Michael Peel wrote:
On 15 May 2009, at 08:01, Nikola Smolenski wrote:
Perhaps this is off-topic, but I wanted to say it
for a long time. The
more time passes, the more I wonder if people who work on Wikipedia
have
ever seen an encyclopedia. On Wikipedia, dictionary definitions and
image galleries are forbidden, and stubs are frowned upon. Yet every
encyclopedia I have ever seen has dictionary definitions, and image
galleries, and stubs-a-plenty.
I guess that conclusion is that we are doing something wrong.
They're not forbidden: they're just in a different location
(Wiktionary and Commons).
Wiktionary has dictionary definitions, but they can't be expanded to
cover what encyclopedic aspects of the topic could be covered.

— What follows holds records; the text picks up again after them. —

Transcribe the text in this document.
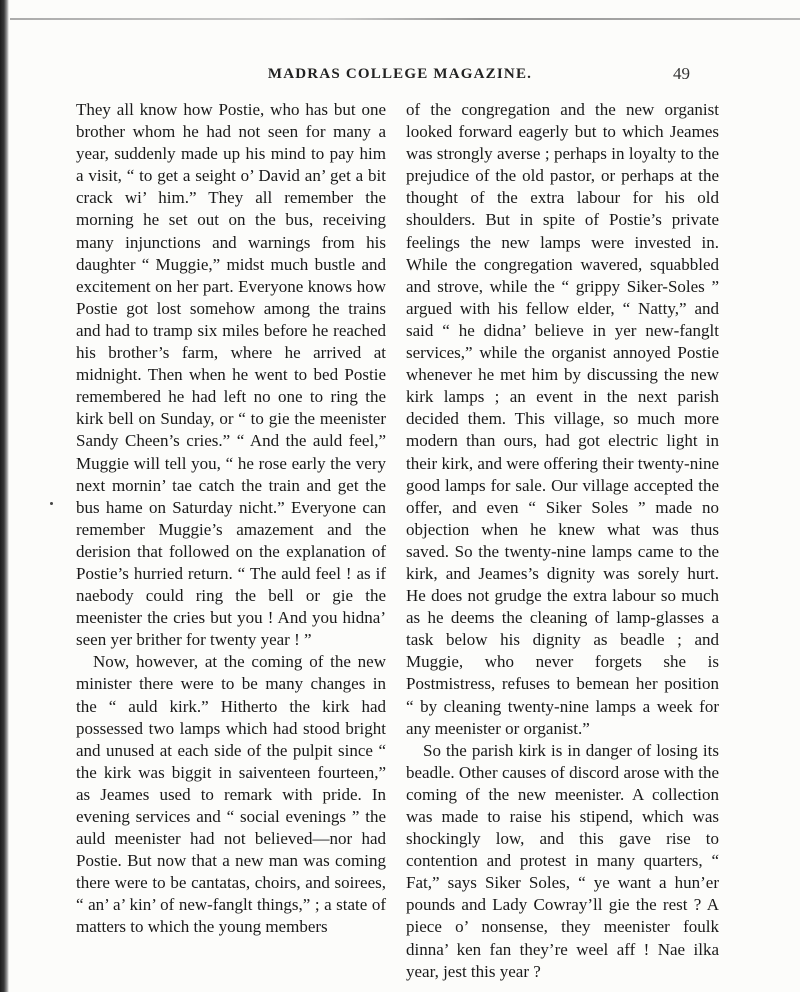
MADRAS COLLEGE MAGAZINE.	49

They all know how Postie, who has but one brother whom he had not seen for many a year, suddenly made up his mind to pay him a visit, “ to get a seight o’ David an’ get a bit crack wi’ him.” They all remember the morning he set out on the bus, receiving many injunctions and warnings from his daughter “ Muggie,” midst much bustle and excitement on her part. Everyone knows how Postie got lost somehow among the trains and had to tramp six miles before he reached his brother’s farm, where he arrived at midnight. Then when he went to bed Postie remembered he had left no one to ring the kirk bell on Sunday, or “ to gie the meenister Sandy Cheen’s cries.” “ And the auld feel,” Muggie will tell you, “ he rose early the very next mornin’ tae catch the train and get the bus hame on Saturday nicht.” Everyone can remember Muggie’s amazement and the derision that followed on the explanation of Postie’s hurried return. “ The auld feel ! as if naebody could ring the bell or gie the meenister the cries but you ! And you hidna’ seen yer brither for twenty year ! ”

Now, however, at the coming of the new minister there were to be many changes in the “ auld kirk.” Hitherto the kirk had possessed two lamps which had stood bright and unused at each side of the pulpit since “ the kirk was biggit in saiventeen fourteen,” as Jeames used to remark with pride. In evening services and “ social evenings ” the auld meenister had not believed—nor had Postie. But now that a new man was coming there were to be cantatas, choirs, and soirees, “ an’ a’ kin’ of new-fanglt things,” ; a state of matters to which the young members

of the congregation and the new organist looked forward eagerly but to which Jeames was strongly averse ; perhaps in loyalty to the prejudice of the old pastor, or perhaps at the thought of the extra labour for his old shoulders. But in spite of Postie’s private feelings the new lamps were invested in. While the congregation wavered, squabbled and strove, while the “ grippy Siker-Soles ” argued with his fellow elder, “ Natty,” and said “ he didna’ believe in yer new-fanglt services,” while the organist annoyed Postie whenever he met him by discussing the new kirk lamps ; an event in the next parish decided them. This village, so much more modern than ours, had got electric light in their kirk, and were offering their twenty-nine good lamps for sale. Our village accepted the offer, and even “ Siker Soles ” made no objection when he knew what was thus saved. So the twenty-nine lamps came to the kirk, and Jeames’s dignity was sorely hurt. He does not grudge the extra labour so much as he deems the cleaning of lamp-glasses a task below his dignity as beadle ; and Muggie, who never forgets she is Postmistress, refuses to bemean her position “ by cleaning twenty-nine lamps a week for any meenister or organist.”

So the parish kirk is in danger of losing its beadle. Other causes of discord arose with the coming of the new meenister. A collection was made to raise his stipend, which was shockingly low, and this gave rise to contention and protest in many quarters, “ Fat,” says Siker Soles, “ ye want a hun’er pounds and Lady Cowray’ll gie the rest ? A piece o’ nonsense, they meenister foulk dinna’ ken fan they’re weel aff ! Nae ilka year, jest this year ?
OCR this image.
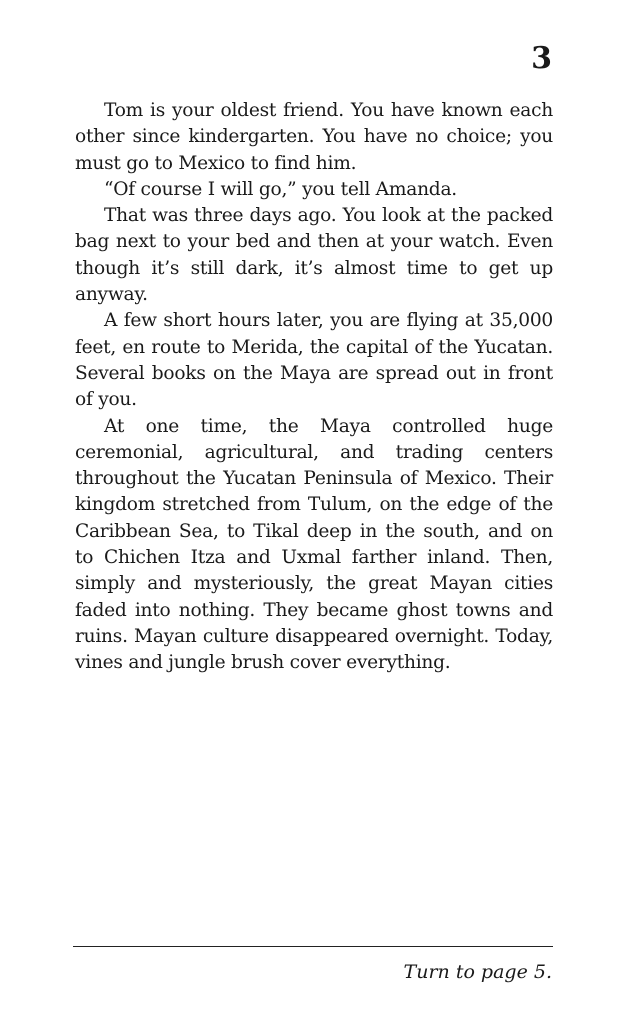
3

Tom is your oldest friend. You have known each other since kindergarten. You have no choice; you must go to Mexico to find him.

“Of course I will go,” you tell Amanda.

That was three days ago. You look at the packed bag next to your bed and then at your watch. Even though it’s still dark, it’s almost time to get up anyway.

A few short hours later, you are flying at 35,000 feet, en route to Merida, the capital of the Yucatan. Several books on the Maya are spread out in front of you.

At one time, the Maya controlled huge ceremonial, agricultural, and trading centers throughout the Yucatan Peninsula of Mexico. Their kingdom stretched from Tulum, on the edge of the Caribbean Sea, to Tikal deep in the south, and on to Chichen Itza and Uxmal farther inland. Then, simply and mysteriously, the great Mayan cities faded into nothing. They became ghost towns and ruins. Mayan culture disappeared overnight. Today, vines and jungle brush cover everything.

Turn to page 5.
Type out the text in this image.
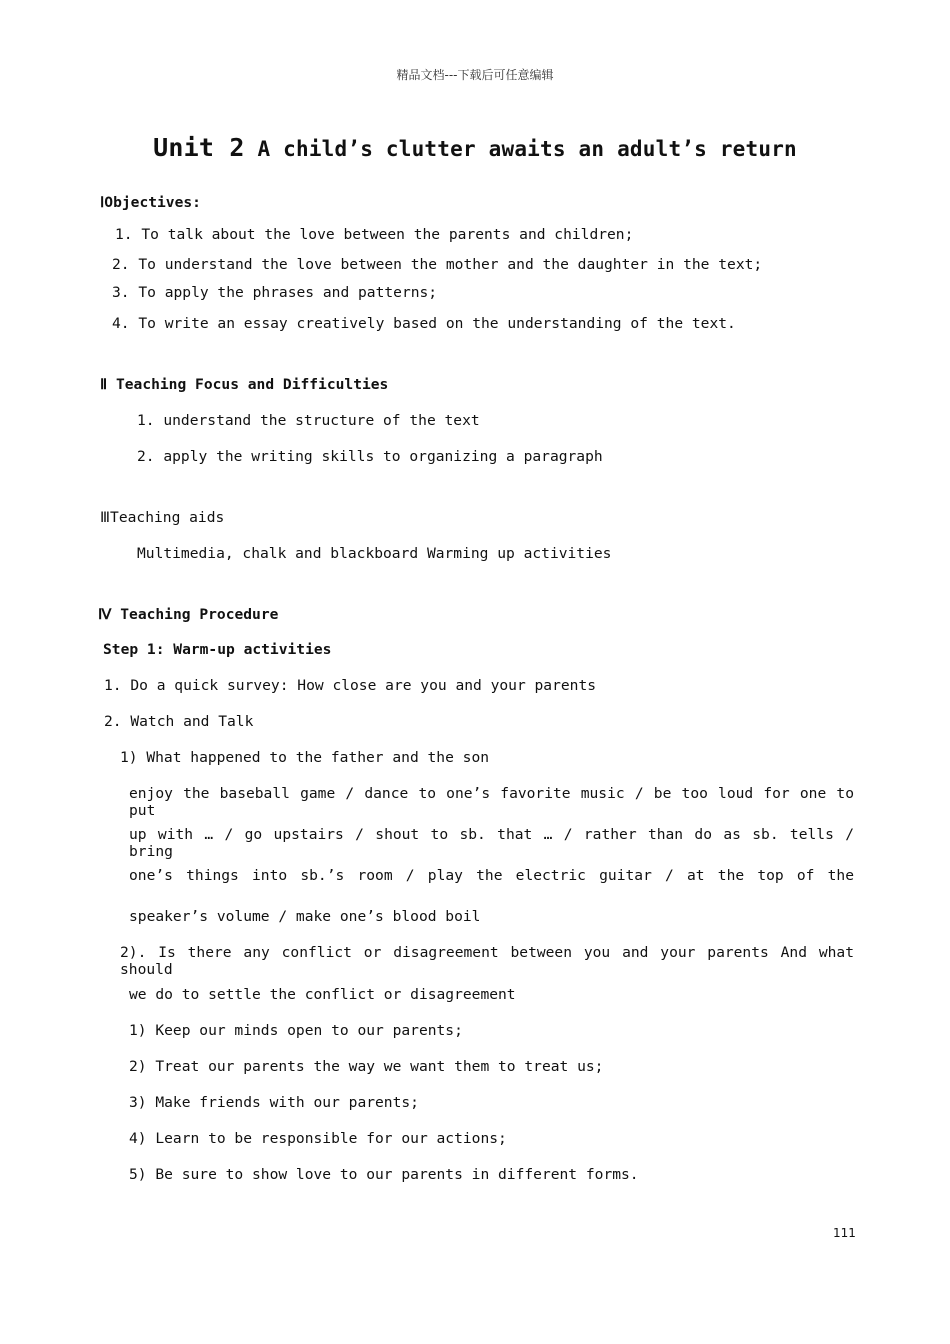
精品文档---下载后可任意编辑
Unit 2 A child’s clutter awaits an adult’s return
ⅠObjectives:
1. To talk about the love between the parents and children;
2. To understand the love between the mother and the daughter in the text;
3. To apply the phrases and patterns;
4. To write an essay creatively based on the understanding of the text.
Ⅱ Teaching Focus and Difficulties
1. understand the structure of the text
2. apply the writing skills to organizing a paragraph
ⅢTeaching aids
Multimedia, chalk and blackboard Warming up activities
Ⅳ Teaching Procedure
Step 1: Warm-up activities
1. Do a quick survey: How close are you and your parents
2. Watch and Talk
1) What happened to the father and the son
enjoy the baseball game / dance to one’s favorite music / be too loud for one to put
up with … / go upstairs / shout to sb. that … / rather than do as sb. tells / bring
one’s things into sb.’s room / play the electric guitar / at the top of the
speaker’s volume / make one’s blood boil
2). Is there any conflict or disagreement between you and your parents And what should
we do to settle the conflict or disagreement
1) Keep our minds open to our parents;
2) Treat our parents the way we want them to treat us;
3) Make friends with our parents;
4) Learn to be responsible for our actions;
5) Be sure to show love to our parents in different forms.
111
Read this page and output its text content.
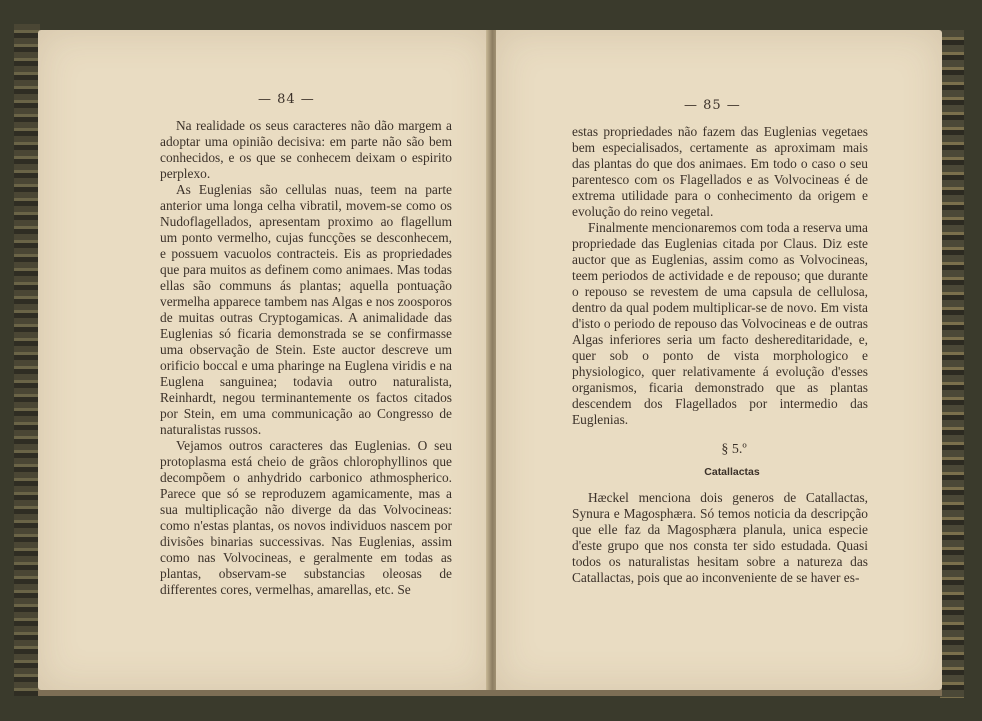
— 84 —

Na realidade os seus caracteres não dão margem a adoptar uma opinião decisiva: em parte não são bem conhecidos, e os que se conhecem deixam o espirito perplexo.

As Euglenias são cellulas nuas, teem na parte anterior uma longa celha vibratil, movem-se como os Nudoflagellados, apresentam proximo ao flagellum um ponto vermelho, cujas funcções se desconhecem, e possuem vacuolos contracteis. Eis as propriedades que para muitos as definem como animaes. Mas todas ellas são communs ás plantas; aquella pontuação vermelha apparece tambem nas Algas e nos zoosporos de muitas outras Cryptogamicas. A animalidade das Euglenias só ficaria demonstrada se se confirmasse uma observação de Stein. Este auctor descreve um orificio boccal e uma pharinge na Euglena viridis e na Euglena sanguinea; todavia outro naturalista, Reinhardt, negou terminantemente os factos citados por Stein, em uma communicação ao Congresso de naturalistas russos.

Vejamos outros caracteres das Euglenias. O seu protoplasma está cheio de grãos chlorophyllinos que decompõem o anhydrido carbonico athmospherico. Parece que só se reproduzem agamicamente, mas a sua multiplicação não diverge da das Volvocineas: como n'estas plantas, os novos individuos nascem por divisões binarias successivas. Nas Euglenias, assim como nas Volvocineas, e geralmente em todas as plantas, observam-se substancias oleosas de differentes cores, vermelhas, amarellas, etc. Se

— 85 —

estas propriedades não fazem das Euglenias vegetaes bem especialisados, certamente as aproximam mais das plantas do que dos animaes. Em todo o caso o seu parentesco com os Flagellados e as Volvocineas é de extrema utilidade para o conhecimento da origem e evolução do reino vegetal.

Finalmente mencionaremos com toda a reserva uma propriedade das Euglenias citada por Claus. Diz este auctor que as Euglenias, assim como as Volvocineas, teem periodos de actividade e de repouso; que durante o repouso se revestem de uma capsula de cellulosa, dentro da qual podem multiplicar-se de novo. Em vista d'isto o periodo de repouso das Volvocineas e de outras Algas inferiores seria um facto deshereditaridade, e, quer sob o ponto de vista morphologico e physiologico, quer relativamente á evolução d'esses organismos, ficaria demonstrado que as plantas descendem dos Flagellados por intermedio das Euglenias.

§ 5.º
Catallactas

Hæckel menciona dois generos de Catallactas, Synura e Magosphæra. Só temos noticia da descripção que elle faz da Magosphæra planula, unica especie d'este grupo que nos consta ter sido estudada. Quasi todos os naturalistas hesitam sobre a natureza das Catallactas, pois que ao inconveniente de se haver es-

Commons has image galleries, but it does not have encyclopedic image
galleries. Commons galleries feature images based on their aesthetic
value, but do not offer encyclopedic information about the topic that
should be presented by the images.
Could you clarify what you mean by "stubs are
frowned upon"? The only
reason I can think of for that is that it would be better if they
were developed into better articles rather than left as stubs...
People dislike stubs. Sometimes, stubs get deleted because they have too
little information, even while they are about a valid topic. Sometimes,
stubs get merged into larger articles with suspicious choice of topic.
Sometimes, stubs get converted into redirects to articles on similar
topics, where information contained in the stubs is eventually lost. All
of this is done in cases where a traditional encyclopedia would have stubs.